Don’t feel like programming today? What’s the code to motivation? Sorry for that. The older I get the less I can resist the puns.
Programming takes practice, and practice can be difficult and boring. Trust me, I get it. It’s easy to give up when you hit a roadblock. Luckily, I have some tips and best practices for how you can avoid letting frustration get the best of you and how to stay motivated.
Ask yourself, what’s your “why?”
Why do you want to be a programmer? If you find yourself becoming discouraged, remember to ask yourself why you’re trying to learn. Do you have a goal in mind? Are you trying to land a specific job? Do you have a software idea in mind that you plan on building or starting up? By constantly reminding yourself what your motivation is to learn programming, you will encourage yourself to keep going. If you don’t have a reason to be motivated, you’re not going to get anywhere.
Don’t get overwhelmed by thinking about where you’ll be in a year. Set realistic goals at first for a day or a week at a time. Writing myself sticky notes with reminders on my progress and the outcome I want to reach helped me to stay motivated while I was first programming.
Keep it simple and focused.

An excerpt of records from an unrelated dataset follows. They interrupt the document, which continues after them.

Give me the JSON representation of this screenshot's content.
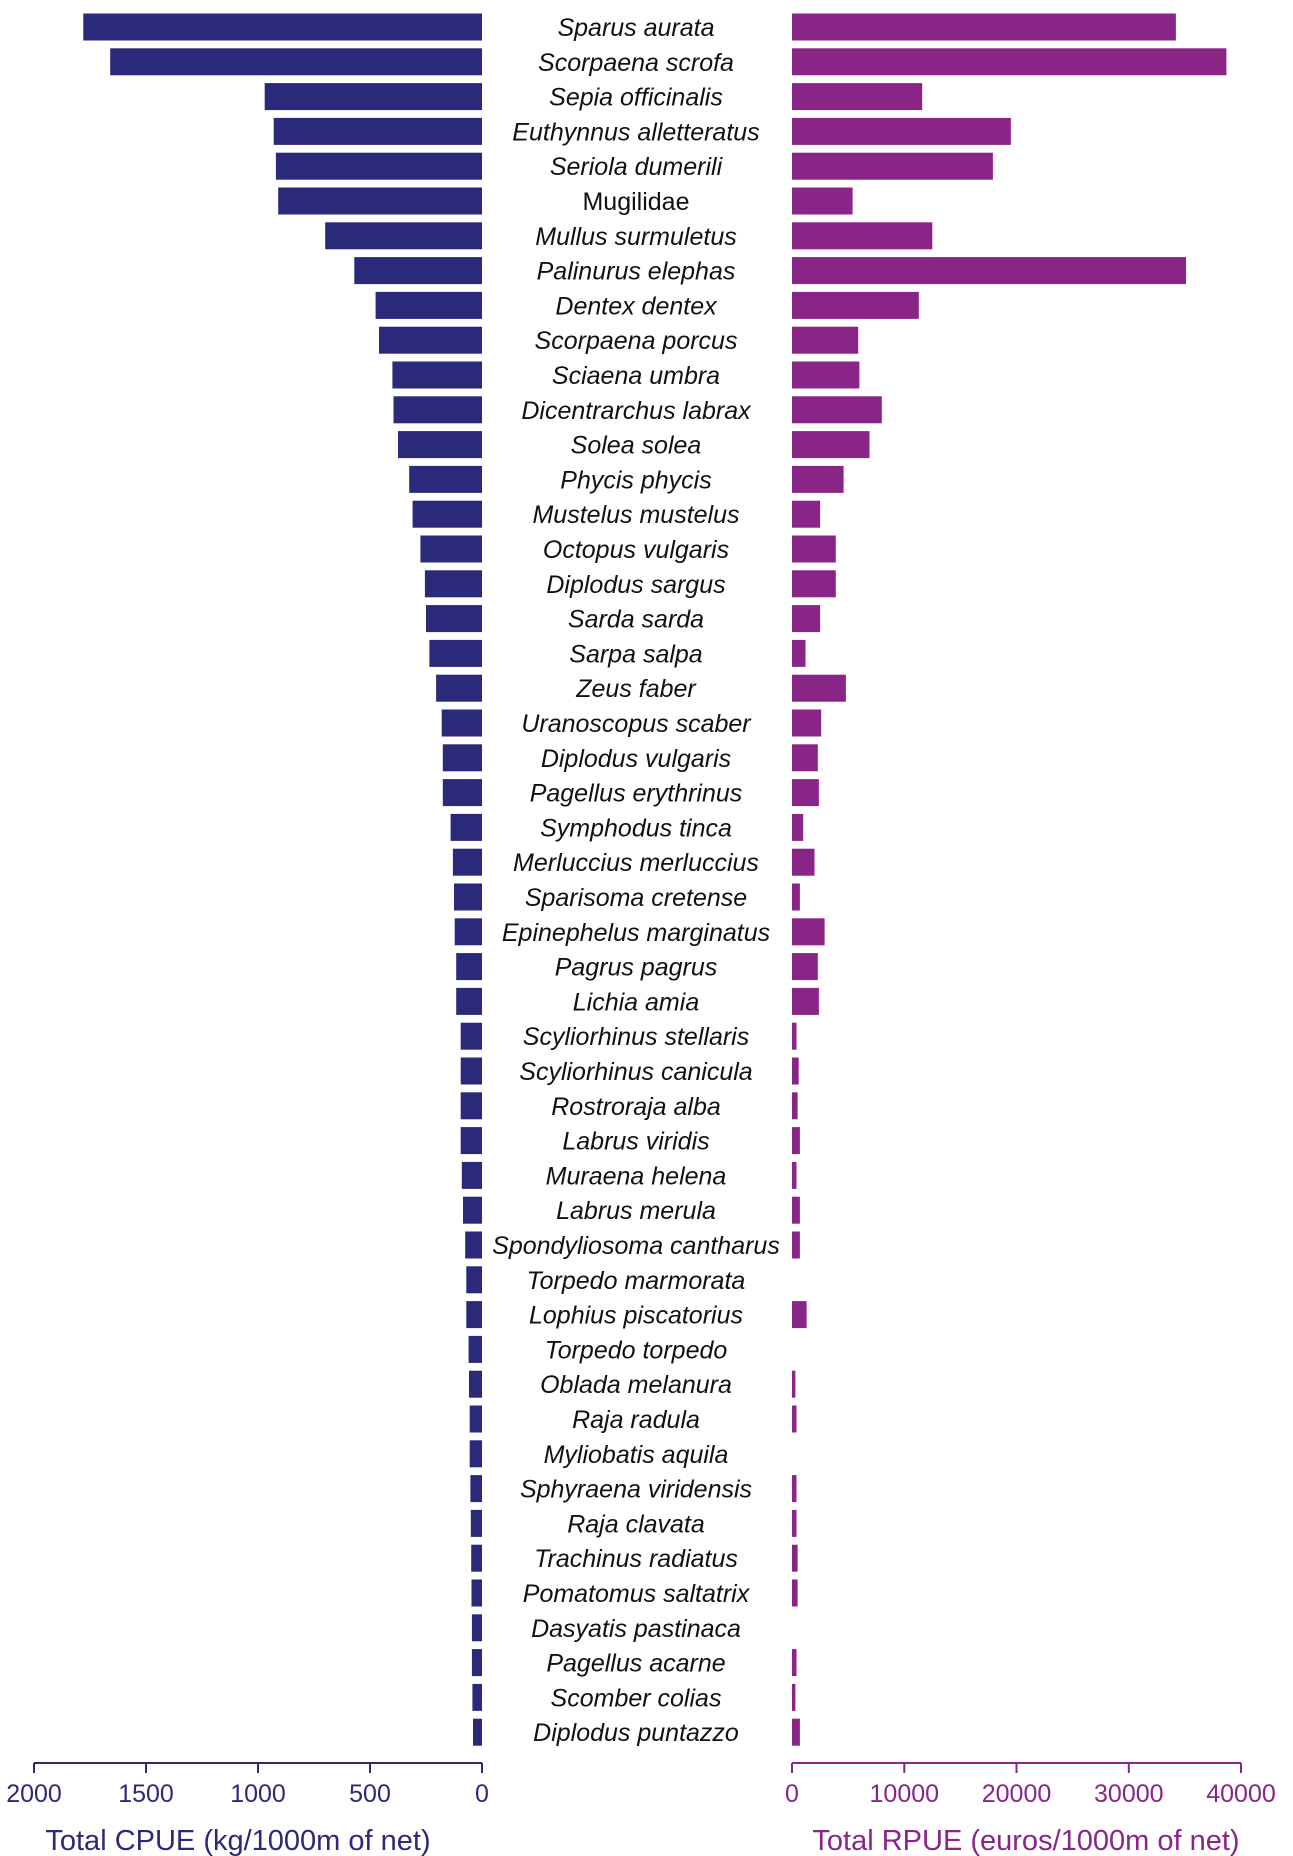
{
  "colors": {
    "cpue": "#2b2a7a",
    "rpue": "#8a2588",
    "text": "#111111"
  },
  "chart_data": [
    {
      "type": "bar",
      "orientation": "horizontal",
      "direction": "right-to-left",
      "xlabel": "Total CPUE (kg/1000m of net)",
      "xlim": [
        0,
        2000
      ],
      "ticks": [
        2000,
        1500,
        1000,
        500,
        0
      ],
      "tick_labels": [
        "2000",
        "1500",
        "1000",
        "500",
        "0"
      ],
      "categories": [
        "Sparus aurata",
        "Scorpaena scrofa",
        "Sepia officinalis",
        "Euthynnus alletteratus",
        "Seriola dumerili",
        "Mugilidae",
        "Mullus surmuletus",
        "Palinurus elephas",
        "Dentex dentex",
        "Scorpaena porcus",
        "Sciaena umbra",
        "Dicentrarchus labrax",
        "Solea solea",
        "Phycis phycis",
        "Mustelus mustelus",
        "Octopus vulgaris",
        "Diplodus sargus",
        "Sarda sarda",
        "Sarpa salpa",
        "Zeus faber",
        "Uranoscopus scaber",
        "Diplodus vulgaris",
        "Pagellus erythrinus",
        "Symphodus tinca",
        "Merluccius merluccius",
        "Sparisoma cretense",
        "Epinephelus marginatus",
        "Pagrus pagrus",
        "Lichia amia",
        "Scyliorhinus stellaris",
        "Scyliorhinus canicula",
        "Rostroraja alba",
        "Labrus viridis",
        "Muraena helena",
        "Labrus merula",
        "Spondyliosoma cantharus",
        "Torpedo marmorata",
        "Lophius piscatorius",
        "Torpedo torpedo",
        "Oblada melanura",
        "Raja radula",
        "Myliobatis aquila",
        "Sphyraena viridensis",
        "Raja clavata",
        "Trachinus radiatus",
        "Pomatomus saltatrix",
        "Dasyatis pastinaca",
        "Pagellus acarne",
        "Scomber colias",
        "Diplodus puntazzo"
      ],
      "values": [
        1780,
        1660,
        970,
        930,
        920,
        910,
        700,
        570,
        475,
        460,
        400,
        395,
        375,
        325,
        310,
        275,
        255,
        250,
        235,
        205,
        180,
        175,
        175,
        140,
        130,
        125,
        122,
        115,
        115,
        95,
        95,
        95,
        95,
        90,
        85,
        75,
        70,
        70,
        60,
        58,
        55,
        55,
        52,
        50,
        48,
        47,
        45,
        45,
        43,
        40
      ]
    },
    {
      "type": "bar",
      "orientation": "horizontal",
      "direction": "left-to-right",
      "xlabel": "Total RPUE (euros/1000m of net)",
      "xlim": [
        0,
        40000
      ],
      "ticks": [
        0,
        10000,
        20000,
        30000,
        40000
      ],
      "tick_labels": [
        "0",
        "10000",
        "20000",
        "30000",
        "40000"
      ],
      "categories": [
        "Sparus aurata",
        "Scorpaena scrofa",
        "Sepia officinalis",
        "Euthynnus alletteratus",
        "Seriola dumerili",
        "Mugilidae",
        "Mullus surmuletus",
        "Palinurus elephas",
        "Dentex dentex",
        "Scorpaena porcus",
        "Sciaena umbra",
        "Dicentrarchus labrax",
        "Solea solea",
        "Phycis phycis",
        "Mustelus mustelus",
        "Octopus vulgaris",
        "Diplodus sargus",
        "Sarda sarda",
        "Sarpa salpa",
        "Zeus faber",
        "Uranoscopus scaber",
        "Diplodus vulgaris",
        "Pagellus erythrinus",
        "Symphodus tinca",
        "Merluccius merluccius",
        "Sparisoma cretense",
        "Epinephelus marginatus",
        "Pagrus pagrus",
        "Lichia amia",
        "Scyliorhinus stellaris",
        "Scyliorhinus canicula",
        "Rostroraja alba",
        "Labrus viridis",
        "Muraena helena",
        "Labrus merula",
        "Spondyliosoma cantharus",
        "Torpedo marmorata",
        "Lophius piscatorius",
        "Torpedo torpedo",
        "Oblada melanura",
        "Raja radula",
        "Myliobatis aquila",
        "Sphyraena viridensis",
        "Raja clavata",
        "Trachinus radiatus",
        "Pomatomus saltatrix",
        "Dasyatis pastinaca",
        "Pagellus acarne",
        "Scomber colias",
        "Diplodus puntazzo"
      ],
      "values": [
        34200,
        38700,
        11600,
        19500,
        17900,
        5400,
        12500,
        35100,
        11300,
        5900,
        6000,
        8000,
        6900,
        4600,
        2500,
        3900,
        3900,
        2500,
        1200,
        4800,
        2600,
        2300,
        2400,
        1000,
        2000,
        700,
        2900,
        2300,
        2400,
        400,
        600,
        500,
        700,
        400,
        700,
        700,
        0,
        1300,
        0,
        300,
        400,
        0,
        400,
        400,
        500,
        500,
        0,
        400,
        300,
        700
      ]
    }
  ]
}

Pick 3 main reasons why you want to learn… why you want to get better. Write them down and put it next to your mirror so you read it every morning while you brush your teeth. Set a reminder on your phone. Put a post-it note on your computer screen. Just make sure each day you read your “why” first thing… and you’ll be ready to crush your daily goals.
Choose the best path for yourself and stay focused
When you’re first starting out programming, all the different languages can seem overwhelming. Try to visualize what you want long term. What fascinates you? Pick one particular language or area and do it until you fee comfortable writing from scratch.

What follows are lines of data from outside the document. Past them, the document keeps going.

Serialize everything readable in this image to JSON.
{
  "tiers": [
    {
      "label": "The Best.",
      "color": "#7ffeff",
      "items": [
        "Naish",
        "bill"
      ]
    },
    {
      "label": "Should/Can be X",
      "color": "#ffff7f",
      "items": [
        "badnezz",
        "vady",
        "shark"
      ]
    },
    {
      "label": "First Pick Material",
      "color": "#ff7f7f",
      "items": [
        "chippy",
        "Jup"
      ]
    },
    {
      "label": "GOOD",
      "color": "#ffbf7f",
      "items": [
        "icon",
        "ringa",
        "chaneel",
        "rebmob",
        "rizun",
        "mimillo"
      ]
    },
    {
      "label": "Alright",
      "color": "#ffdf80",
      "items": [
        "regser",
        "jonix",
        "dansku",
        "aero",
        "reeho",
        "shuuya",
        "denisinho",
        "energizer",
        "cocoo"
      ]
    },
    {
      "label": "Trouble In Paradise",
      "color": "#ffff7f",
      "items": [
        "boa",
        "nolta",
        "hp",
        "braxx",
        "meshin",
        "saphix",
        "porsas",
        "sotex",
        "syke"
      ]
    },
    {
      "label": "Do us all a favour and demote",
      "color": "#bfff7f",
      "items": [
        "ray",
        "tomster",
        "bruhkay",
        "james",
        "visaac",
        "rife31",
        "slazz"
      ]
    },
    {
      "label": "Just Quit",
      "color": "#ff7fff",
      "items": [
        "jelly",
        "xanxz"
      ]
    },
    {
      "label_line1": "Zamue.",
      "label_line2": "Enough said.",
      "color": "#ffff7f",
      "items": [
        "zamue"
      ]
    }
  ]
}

I found myself easily getting distracted by how much I had to learn instead of just figuring out the problem in front of me. Stay the course and trust that, if you put in the work, you WILL get to your goal.
Schedule specific times to practice
This is crucial… especially if you’re self taught like me and not following a formal class. Once you choose what you want to learn, figure out the best routine for you to fit regular practice into your schedule.
If you’re anything like me, sitting in front of the computer for three hours watching modules gets old quick. Set aside time daily for smaller period increments if you know you lose focus when your forced to practice for hours on end. Try splitting your training up into 30 or 60 minutes here and there. Making a habit to set aside time to code (just like brushing your teeth is part of your daily routine), will eventually make learning feel more like a natural part of your day.
If you find yourself getting frustrated with what you’re coding then pause and work on something else. Taking a break can help prevent coding fatigue. Sometimes taking a break and coming back to a problem the next day with a clear mindset can help you overcome the issue.
Make sure that you streamline what you want to focus on, so that the time you spend learning and practicing is effective. For instance, if you choose to focus on learning SQL, don’t start browsing tutorials on HTML at the same time. Hold yourself accountable to what you planned on learning and accomplishing with each session. Remember – the end goal here is to get into IT.
I recommend reading books or breaking things up into modules. Modules are great because they allow you to focus on one specific topic at a time. Try to code as you learn and go along with the module. It helps me pick up the concept better when I experiment with the code I am learning as I go.
There are a lot of people out there charging boatloads of money for courses and tutorials. When you’re just starting out, I recommend learning by watching free videos on YouTube. This will suffice for the basic concepts you’re trying to learn. There are plenty of other free options out there, and I will be sharing those on this site in the future.
Focus on projects that you find interesting
Try to pick up projects to help you practice that seem appealing to you. For instance, I recommend finding side gigs on upwork.com. Picking up a side gig has perks by motivating you to work for money while also allowing you to practice coding at the same time. What matters at first is having a project you enjoy and a goal to work towards.
Don’t aim to build anything complex at first. You don’t want to fail and become discouraged. There are a decent amount of projects out there that newer programmers could work on… it just may take a bit to get the first project. We’ll examine side-gigs more in future articles, but keep that in mind.
Work with others
Find a coding buddy. I find that working with friends or creating a club helps me to commit to a scheduled time I plan on programming. It also makes things more fun and allows for creativity and innovation among the group.
Finding a mentor is also a great resource to help you learn while staying motivated. Having someone that you can speak with and that can help advise you when issues arise can help limit your frustration. Being able to ask someone with experience for help can go a long way.
Connect with and reach out to people on LinkedIn. People are often more than willing to help out and be a resource. You’d be surprised. Also, look up meetups in your area and network.
Remember that lack of motivation has affected most programmers out there at some point. You’re not alone. You’re in charge of your future and the only thing stopping you from becoming a great programmer is your work ethic and determination.